È grande l’attesa per il Giubileo dei movimenti, delle associazioni e delle nuove comunità che si svolge a Roma il 7 e 8 giugno. Saranno migliaia i partecipanti sia alla veglia di questa sera che domani alla celebrazione eucaristica in piazza San Pietro, presiedute da Papa Leone XIV. “Attesa, grande gioia ma, al tempo stesso, responsabilità perché è da tempo che ci stiamo preparando a questo evento con tutte le componenti del nostro ‘popolo’ di Sant’Egidio”, dice al Sir il portavoce della Comunità di Sant’Egidio, Roberto Zuccolini.

Foto Comunità S. Egidio
Un “popolo” che comprende uomini e donne di tutte le età, condizioni, cultura. “Anche persone – spiega – sostenute e aiutate dalla comunità e che ne sono parte attiva. Quando parliamo di Sant’Egidio parliamo infatti di una famiglia che comprende giovani, adulti, anziani di una settantina di paesi del mondo, ma che si allarga anche ai poveri nostri amici, come ad esempio alle persone venute con i corridoi umanitari, ai senza fissa dimora, a tutti coloro che conosciamo e accompagniamo ormai da 57 anni”: una storia lunga che ha “attraversato tanti momenti della Chiesa post conciliare e che ha visto anche tanti Pontefici sul soglio di Pietro”. La Comunità di Sant’Egidio è “felice” di partecipare a questo primo incontro dei movimenti con Papa Leone e lo farà anche con delegazioni di alcuni Paesi del mondo dove la Comunità è presente. Un’iniziativa, questo incontro, che si colloca all’interno del Giubileo dedicato alla Speranza: “Questo è molto importante – spiega il portavoce di Sant’Egidio – perché
la speranza è il cuore del tempo che viviamo. Una speranza che non delude,
come dice l’Apostolo Paolo, e io direi che noi abbiamo bisogno di sperare soprattutto in questi tempi che sono dei tempi difficili per le troppe situazioni di conflitto aperte nel mondo, per una crisi ambientale che mette a rischio tante popolazioni di diverse regioni della terra ma anche per la grande incertezza che c’è sullo scenario internazionale.

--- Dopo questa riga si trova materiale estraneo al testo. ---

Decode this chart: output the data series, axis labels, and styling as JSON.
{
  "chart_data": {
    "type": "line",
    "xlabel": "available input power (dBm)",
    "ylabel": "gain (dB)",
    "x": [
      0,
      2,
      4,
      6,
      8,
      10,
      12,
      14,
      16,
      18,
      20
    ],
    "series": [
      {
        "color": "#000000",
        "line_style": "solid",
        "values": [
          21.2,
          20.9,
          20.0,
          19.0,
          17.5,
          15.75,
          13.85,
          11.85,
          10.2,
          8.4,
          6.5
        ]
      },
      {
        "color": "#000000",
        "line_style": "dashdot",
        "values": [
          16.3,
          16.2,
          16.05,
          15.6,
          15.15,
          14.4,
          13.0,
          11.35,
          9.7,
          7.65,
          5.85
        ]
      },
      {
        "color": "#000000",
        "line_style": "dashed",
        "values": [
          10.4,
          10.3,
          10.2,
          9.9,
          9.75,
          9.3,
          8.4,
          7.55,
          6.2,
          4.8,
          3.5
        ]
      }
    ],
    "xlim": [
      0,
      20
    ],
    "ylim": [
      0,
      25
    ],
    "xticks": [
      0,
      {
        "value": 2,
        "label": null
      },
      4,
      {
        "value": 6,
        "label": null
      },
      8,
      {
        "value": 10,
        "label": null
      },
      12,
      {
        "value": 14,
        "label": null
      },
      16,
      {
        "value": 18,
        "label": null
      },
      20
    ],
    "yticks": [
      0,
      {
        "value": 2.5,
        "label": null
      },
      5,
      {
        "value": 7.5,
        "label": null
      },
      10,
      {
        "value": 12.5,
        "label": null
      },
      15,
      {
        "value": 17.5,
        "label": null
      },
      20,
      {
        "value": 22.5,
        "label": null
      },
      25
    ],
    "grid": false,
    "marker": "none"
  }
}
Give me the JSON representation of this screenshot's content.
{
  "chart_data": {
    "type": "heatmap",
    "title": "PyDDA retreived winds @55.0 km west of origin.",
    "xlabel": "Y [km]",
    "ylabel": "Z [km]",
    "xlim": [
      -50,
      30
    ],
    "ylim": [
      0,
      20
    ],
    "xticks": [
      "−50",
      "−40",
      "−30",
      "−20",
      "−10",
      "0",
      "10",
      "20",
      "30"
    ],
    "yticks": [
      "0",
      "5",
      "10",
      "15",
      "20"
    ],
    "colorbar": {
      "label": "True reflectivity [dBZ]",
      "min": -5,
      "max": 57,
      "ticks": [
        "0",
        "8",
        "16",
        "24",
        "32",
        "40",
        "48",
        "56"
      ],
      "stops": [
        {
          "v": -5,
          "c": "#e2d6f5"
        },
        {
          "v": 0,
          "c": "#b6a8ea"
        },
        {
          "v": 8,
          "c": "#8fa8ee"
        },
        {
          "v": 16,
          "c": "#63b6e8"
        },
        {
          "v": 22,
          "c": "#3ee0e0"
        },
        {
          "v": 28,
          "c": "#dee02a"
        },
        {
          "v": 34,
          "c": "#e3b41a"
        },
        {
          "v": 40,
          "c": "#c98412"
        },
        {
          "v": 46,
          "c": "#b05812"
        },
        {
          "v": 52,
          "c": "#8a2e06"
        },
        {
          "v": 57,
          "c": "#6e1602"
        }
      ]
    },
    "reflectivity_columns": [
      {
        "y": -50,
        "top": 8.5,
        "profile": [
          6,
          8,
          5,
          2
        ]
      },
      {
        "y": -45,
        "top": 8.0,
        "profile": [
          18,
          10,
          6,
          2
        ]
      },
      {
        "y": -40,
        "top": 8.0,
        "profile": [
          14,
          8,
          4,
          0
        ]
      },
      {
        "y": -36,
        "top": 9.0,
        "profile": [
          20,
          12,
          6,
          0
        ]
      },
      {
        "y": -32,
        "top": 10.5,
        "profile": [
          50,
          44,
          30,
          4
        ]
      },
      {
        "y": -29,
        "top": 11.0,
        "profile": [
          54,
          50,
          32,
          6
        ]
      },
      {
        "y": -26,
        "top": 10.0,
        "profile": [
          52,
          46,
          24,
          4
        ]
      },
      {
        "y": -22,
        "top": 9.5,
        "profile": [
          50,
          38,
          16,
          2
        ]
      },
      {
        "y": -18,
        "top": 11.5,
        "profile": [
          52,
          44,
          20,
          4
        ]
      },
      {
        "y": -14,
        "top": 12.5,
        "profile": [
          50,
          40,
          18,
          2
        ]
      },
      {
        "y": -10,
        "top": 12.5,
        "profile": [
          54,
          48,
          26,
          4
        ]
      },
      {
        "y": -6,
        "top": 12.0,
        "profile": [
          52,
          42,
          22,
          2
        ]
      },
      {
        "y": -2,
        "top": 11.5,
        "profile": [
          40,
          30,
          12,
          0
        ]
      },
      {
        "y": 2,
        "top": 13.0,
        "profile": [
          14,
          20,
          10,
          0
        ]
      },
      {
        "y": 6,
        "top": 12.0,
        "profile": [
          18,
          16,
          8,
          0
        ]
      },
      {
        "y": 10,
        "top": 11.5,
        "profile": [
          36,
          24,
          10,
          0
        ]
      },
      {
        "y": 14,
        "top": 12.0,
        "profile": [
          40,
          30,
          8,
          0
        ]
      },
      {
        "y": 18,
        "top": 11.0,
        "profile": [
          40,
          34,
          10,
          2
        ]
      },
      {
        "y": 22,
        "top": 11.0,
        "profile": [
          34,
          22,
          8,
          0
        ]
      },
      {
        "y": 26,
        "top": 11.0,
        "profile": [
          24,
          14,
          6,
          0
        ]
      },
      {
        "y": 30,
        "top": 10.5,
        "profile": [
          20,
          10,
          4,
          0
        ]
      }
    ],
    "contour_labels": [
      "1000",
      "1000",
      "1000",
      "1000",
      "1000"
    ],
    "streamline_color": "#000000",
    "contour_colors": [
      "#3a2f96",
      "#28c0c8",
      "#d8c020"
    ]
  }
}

La speranza è proprio quel respiro che manca all’umanità e di cui sentono prima di tutto la necessità i poveri, le persone che sono sole e soprattutto tutti i popoli che soffrono per la guerra” e per i quali i cristiani “devono essere profeti di speranza e portatori di un ‘noi’ che mi sembra sempre più necessario in questo mondo in cui viviamo, disorientato e frammentato”.
L’incontro con Papa Leone sarà una occasione per “ascoltare le sue parole in unità non solo con gli altri movimenti che saranno presenti ma all’interno della Chiesa perché credo che, come movimenti e comunità suscitate dallo Spirito, siamo inseriti nel grande flusso della storia cristiana che tende a cambiare in meglio il mondo a partire dal Vangelo”. Per questo “siamo felici di ascoltare le parole che per la prima volta il Papa rivolgerà a realtà che sono significative per diversi motivi e diverse storie all’interno della Chiesa”.
I movimenti e le associazioni sono chiamati ad essere “segni tangibili di speranza”,
come ci invitava la Bolla di indizione del Giubileo, e lo possiamo essere sempre più a partire dagli ultimi, da quelli che Papa Francesco chiamava gli scartati.

Foto Comunità S. Egidio
Come Comunità di Sant’Egidio abbiamo raccolto questa domanda di speranza in tante periferie umane ed esistenziali, come il carcere dove è troppo alto il numero dei suicidi oppure tra i migranti che rischiano la loro vita nel mare Mediterraneo o nel deserto e che abbiamo scelto di salvare con i corridoi umanitari. O negli anziani, in particolare quelli che vivono da soli oppure che sono costretti a lasciare le loro case per vivere negli istituti o nei senza dimora per i quali tante volte basterebbe fermarsi, ascoltarli e accompagnarli a condizioni di vita più umane. Ma ad attendere sono anche e soprattutto i giovani, disorientati nel Nord e angosciati – in tantissimi – nel Sud del mondo perché non vedono la possibilità di migliorare la loro vita e per questo, se riescono, emigrano. Giovani a cui si nega il domani. Il loro grido, quello dei giovani europei alla ricerca di un senso per la loro vita – conclude Zuccolini – come quello dei giovani africani, che sono la maggioranza della popolazione nel continente, deve essere ascoltato e preso sul serio: ne va del futuro del mondo”.